Первое, что подумал Алексей Фомич, когда осмотрелся в комнате (это была гостиная), касалось Нади: вот здесь, на диване под белым чехлом, у окошка, сидела она и читала свой учебник истории. Почему-то так именно и представилось – учебник истории; может быть, это было влияние только что прослушанного письма, в котором таилась – что же еще, как не страница истории? От этого чужая гостиная сделалась вдруг знакомой. Но на стене, очень резко освещенной склонявшимся солнцем, сиял в новенькой багетовой рамке его этюд, тот самый, который подарил он Наде для лотереи в пользу ссыльных и заключенных, и автор этого этюда не мог удержаться, чтобы не сказать:
– А-а! Каким же образом? Значит, он не попал в розыгрыш? Или Надя его выиграла?
– Да, да, вот… Именно Надя и оказалась такая счастливая, – с большой серьезностью ответил старик, как будто так оно и вышло на самом деле, и добавил, несколько помолчав: – А я на это личико, признаться, люблю смотреть: молодые годы свои вспоминаю, – поэтому… Не говоря, что ваша кисть, – всякому лестно иметь…

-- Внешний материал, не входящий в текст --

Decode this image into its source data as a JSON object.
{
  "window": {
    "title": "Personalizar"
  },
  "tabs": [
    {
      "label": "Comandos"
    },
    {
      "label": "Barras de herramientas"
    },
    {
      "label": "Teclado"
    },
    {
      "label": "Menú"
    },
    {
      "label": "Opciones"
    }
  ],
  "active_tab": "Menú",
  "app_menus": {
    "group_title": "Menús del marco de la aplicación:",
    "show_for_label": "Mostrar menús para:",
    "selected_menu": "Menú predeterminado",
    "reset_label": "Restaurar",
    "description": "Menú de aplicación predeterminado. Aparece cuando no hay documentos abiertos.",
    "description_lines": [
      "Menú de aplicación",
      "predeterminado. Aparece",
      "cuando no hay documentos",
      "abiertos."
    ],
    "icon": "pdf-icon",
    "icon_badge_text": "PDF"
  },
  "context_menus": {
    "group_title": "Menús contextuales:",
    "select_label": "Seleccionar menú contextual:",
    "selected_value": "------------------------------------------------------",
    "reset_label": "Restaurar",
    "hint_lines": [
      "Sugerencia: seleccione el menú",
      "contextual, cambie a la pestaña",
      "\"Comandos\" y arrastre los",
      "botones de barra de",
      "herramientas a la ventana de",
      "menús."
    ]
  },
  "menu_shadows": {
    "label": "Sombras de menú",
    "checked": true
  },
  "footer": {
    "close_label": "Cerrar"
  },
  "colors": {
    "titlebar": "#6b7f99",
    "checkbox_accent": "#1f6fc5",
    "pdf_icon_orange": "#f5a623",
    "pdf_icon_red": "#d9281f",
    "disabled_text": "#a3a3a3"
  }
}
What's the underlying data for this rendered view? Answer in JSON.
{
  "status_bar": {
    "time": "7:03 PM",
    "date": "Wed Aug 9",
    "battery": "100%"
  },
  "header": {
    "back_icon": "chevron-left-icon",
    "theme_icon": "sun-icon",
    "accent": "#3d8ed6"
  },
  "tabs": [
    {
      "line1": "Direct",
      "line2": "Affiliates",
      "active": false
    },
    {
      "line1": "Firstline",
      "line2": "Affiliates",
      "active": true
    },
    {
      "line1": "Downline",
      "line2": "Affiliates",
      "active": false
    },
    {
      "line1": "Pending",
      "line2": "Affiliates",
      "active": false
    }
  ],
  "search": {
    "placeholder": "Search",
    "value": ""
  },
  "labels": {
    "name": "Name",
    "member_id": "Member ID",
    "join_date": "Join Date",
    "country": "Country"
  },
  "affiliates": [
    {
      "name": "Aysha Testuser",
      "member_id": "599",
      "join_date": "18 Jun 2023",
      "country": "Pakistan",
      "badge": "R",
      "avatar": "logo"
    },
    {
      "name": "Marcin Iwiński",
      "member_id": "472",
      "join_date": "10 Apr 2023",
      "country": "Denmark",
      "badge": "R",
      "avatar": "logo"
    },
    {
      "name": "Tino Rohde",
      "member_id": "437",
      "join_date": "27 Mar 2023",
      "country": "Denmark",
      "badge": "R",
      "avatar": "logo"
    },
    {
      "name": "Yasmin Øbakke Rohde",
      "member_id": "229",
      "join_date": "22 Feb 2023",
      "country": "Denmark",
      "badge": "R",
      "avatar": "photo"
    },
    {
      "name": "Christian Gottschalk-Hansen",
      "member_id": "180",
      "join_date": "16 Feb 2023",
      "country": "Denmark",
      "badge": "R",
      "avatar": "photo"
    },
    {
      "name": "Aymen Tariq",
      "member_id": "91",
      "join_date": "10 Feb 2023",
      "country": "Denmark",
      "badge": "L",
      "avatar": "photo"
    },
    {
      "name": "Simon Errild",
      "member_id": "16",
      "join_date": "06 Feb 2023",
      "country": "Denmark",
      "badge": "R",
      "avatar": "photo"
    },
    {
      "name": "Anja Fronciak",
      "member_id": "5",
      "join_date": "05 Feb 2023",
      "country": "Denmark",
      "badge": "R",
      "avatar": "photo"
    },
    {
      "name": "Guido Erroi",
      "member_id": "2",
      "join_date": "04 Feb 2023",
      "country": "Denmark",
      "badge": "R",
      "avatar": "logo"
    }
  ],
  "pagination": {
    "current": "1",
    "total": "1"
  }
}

Произведения своей кисти Сыромолотов всегда рассматривал внимательно: они, конечно, говорили ему больше, чем кому-либо, но то, что его этюд оставлен был Надей у себя (так он подумал), очень согрело его сердце, так что совсем было сорвалось с его языка, что он получил от Нади письмо, – едва удержался, чтобы не сказать.
Было и другое: он пригляделся к старику и подумал, что такой древний, тоже ведь мог быть в толпе, идущей за Надей. Не старый интеллигент, а древний, который воспитывал своих внуков на передовых идеях, и как же ему было усидеть дома, когда пошли внуки?
– Присядьте, пожалуйста, – сказал Петр Афанасьевич, показывая ему на диван и сам опускаясь в кресло, ближайшее к дивану.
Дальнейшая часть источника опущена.